Compilers: Programming Assignment 1

Lexical analysis for php-- using SableCC

Due date: Thursday, Feburary 14, 2008

Read this assignment in its entirety, the description of idempotence and its relevance to compilers, the php-- reference manual, and Chapter 4 ("Lexer") in Gagnon's "SableCC, an Object-Oriented Compiler Framework" available from the SableCC Web site before starting to implement the scanner. (Links to other helpful documents can also be found on the SableCC site.)

The most challenging aspect of the assignment will be understanding php-- and getting SableCC to work well within Eclipse. Once you understand those two concepts, building the scanner should become a straightforward task (hence, the short window between the assigned and due dates).

Goals


What you need to do

Download the starter project, try compiling and running it using SableCC and your Java compiler. As it stands, the scanner is not good for much: it can only successfully scan beginning (<?php) and ending (?>) tags and a few simple tokens.

  1. Add the complete set of reserved words, operators, punctuation, and boolean and integer literals to the lexical specification. Try to be organized about where and how you add entries to the sable file. While the files generatd by SableCC are not intended to be read by humans, the .sable specification file itself is. So use helpers, clear and consistent token names, and comments where appropriate. All that is involved here is understanding which tokens are required to parse php--. That is spelled out pretty clearly in the php-- reference manual. You should successfully be able to handle programs such as this that make use of many features of php--, but do not mention any identifiers, string literals, or comments.

  2. Add single-line (//) comments and try this example. (Once you have this working, you can begin testing for idempotence.)

  3. Add both function identifiers and variable identifiers (the only difference being that variable identifiers begin with a leading $). Now you can try some more interesting examples like this.

  4. Add string literals, which depart from PHP strings a little - they are like simple single-quoted string literals in PHP, but using double-quotes and allowing for embedded escape characters like \n and \", but ignore embedded identifiers. (In PHP, if $x has the value 3 then the string "the number is $x" evaluates to "the number is 3"; in php--, it would just be the string "the number is $x" - i.e., a literal. However, see below.) A key point here is that newline can be explicit in php-- (and PHP) strings. You should try out your scanner on this example.

  5. Add multi-line (/*...*/) comments. Make sure these do not interfere with your program's ability to scan types. At this point you will have completed the core requirements for the assignment. You should test the essentials by scanning the selection-sort and factorial programs.


  6. There are two more advanced features you should implement as they will become necessary later on during our compiler implementation.
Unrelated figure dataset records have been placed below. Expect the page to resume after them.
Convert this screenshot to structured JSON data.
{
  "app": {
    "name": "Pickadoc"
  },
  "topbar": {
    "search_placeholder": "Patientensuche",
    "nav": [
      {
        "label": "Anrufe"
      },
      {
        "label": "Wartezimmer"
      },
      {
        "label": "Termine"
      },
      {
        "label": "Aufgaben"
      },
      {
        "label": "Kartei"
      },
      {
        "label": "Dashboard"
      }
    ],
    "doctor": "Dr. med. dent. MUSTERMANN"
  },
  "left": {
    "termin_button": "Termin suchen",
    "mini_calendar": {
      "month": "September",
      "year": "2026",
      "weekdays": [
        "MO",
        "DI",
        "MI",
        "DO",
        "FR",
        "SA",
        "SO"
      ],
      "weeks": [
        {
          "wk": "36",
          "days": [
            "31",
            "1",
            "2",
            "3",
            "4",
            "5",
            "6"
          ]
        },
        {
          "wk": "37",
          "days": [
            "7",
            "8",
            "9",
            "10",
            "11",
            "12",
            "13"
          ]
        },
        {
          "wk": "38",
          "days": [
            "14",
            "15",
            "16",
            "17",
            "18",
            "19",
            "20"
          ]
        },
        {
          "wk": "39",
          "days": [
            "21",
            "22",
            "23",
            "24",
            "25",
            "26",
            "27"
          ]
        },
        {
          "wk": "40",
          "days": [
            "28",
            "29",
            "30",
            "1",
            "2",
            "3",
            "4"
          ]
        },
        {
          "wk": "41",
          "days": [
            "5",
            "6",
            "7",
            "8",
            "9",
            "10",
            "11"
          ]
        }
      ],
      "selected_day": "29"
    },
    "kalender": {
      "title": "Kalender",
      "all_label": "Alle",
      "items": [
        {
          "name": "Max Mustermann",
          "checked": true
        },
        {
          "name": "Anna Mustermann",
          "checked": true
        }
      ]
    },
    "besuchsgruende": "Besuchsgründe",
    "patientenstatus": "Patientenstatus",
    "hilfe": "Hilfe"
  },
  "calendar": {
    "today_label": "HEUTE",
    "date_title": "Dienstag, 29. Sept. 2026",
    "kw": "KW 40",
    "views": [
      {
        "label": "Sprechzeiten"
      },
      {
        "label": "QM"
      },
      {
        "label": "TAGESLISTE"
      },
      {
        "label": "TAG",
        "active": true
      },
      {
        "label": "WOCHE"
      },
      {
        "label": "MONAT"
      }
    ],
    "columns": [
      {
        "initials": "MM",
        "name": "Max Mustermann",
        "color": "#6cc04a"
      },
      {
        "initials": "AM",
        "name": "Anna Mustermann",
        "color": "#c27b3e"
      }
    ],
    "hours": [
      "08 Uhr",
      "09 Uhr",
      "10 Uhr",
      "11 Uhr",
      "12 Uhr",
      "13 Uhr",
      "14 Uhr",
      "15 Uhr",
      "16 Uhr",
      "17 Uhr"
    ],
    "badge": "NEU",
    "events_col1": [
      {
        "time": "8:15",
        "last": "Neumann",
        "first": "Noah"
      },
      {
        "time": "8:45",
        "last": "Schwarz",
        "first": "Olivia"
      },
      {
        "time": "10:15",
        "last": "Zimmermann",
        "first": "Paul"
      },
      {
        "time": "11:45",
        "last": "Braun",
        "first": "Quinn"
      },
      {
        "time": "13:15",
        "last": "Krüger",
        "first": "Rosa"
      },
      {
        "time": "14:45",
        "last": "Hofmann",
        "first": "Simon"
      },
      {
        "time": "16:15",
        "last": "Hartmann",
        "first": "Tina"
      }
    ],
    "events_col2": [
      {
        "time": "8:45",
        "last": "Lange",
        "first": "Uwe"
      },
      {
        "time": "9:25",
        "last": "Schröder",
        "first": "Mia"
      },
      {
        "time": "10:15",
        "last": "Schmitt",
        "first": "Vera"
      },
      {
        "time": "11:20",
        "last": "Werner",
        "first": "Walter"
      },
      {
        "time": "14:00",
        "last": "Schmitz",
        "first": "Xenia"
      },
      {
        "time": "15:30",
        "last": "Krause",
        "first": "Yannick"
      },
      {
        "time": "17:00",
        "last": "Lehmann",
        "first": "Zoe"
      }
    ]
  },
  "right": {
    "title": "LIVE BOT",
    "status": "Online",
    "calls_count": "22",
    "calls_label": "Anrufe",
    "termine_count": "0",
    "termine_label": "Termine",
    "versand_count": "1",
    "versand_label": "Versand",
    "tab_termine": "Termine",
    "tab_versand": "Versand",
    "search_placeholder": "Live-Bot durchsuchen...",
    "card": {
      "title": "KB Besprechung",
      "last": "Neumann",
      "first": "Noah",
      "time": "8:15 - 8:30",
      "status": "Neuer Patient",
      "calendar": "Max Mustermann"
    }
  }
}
  7. Strings are not quite as simple as presented above. Consider:

      $s = "this string has a newline \n embedded in it"
    
    up to now, we have tokenized that string quite literally. But, in practice, we want to replace the "\n" with an actual newline. Likewise for "\t", "\r", "\"", and "\\". Implement this by adding code to the overridden filter method in the supplied
    PhpmmLexer subclass of the SableCC-generated Lexer class. I recommend applying the replace method of Java's String class to the text associated with the token member variable (accessible via its getText and setText methods). Testing requires a slight variation on our usual idempotence method. Explain why a comment in the relevant section of your code. You should scan this and this and then compare their outputs - which should be identical.

  8. Unlike in PHP (or in C, C++, or Java), multi-line comments can be nested. Thus,

      /*  this /* is */ nested  */
    
    is legal in php-- as the whole thing is treated as a comment. There is good reason why we want this feature in php--. Explain why in a comment in the relevant section of your code.

    In order to implement nested comments, first realize that it is not easy to compactly specify such comments as regular expressions. Why? Go back and ponder the final question on this problem set. Explain the connection in a comment in the relevant section of your code. You can test nested comments on this example.

    To implement you should take advantage of the "lexer states" offered in SableCC and the ability to act on them in the overridden filter method in the supplied PhpmmLexer subclass of the SableCC-generated Lexer class.


Software

You will need SableCC version 3.2. It is already installed on the (Science 104) lab machines.


Files

All the files you need are included in this Eclipse-project archive. The two files in which you need to work can also be found here.


Submission

Upload the tarball or zipfile of the source (only the source) for your project here.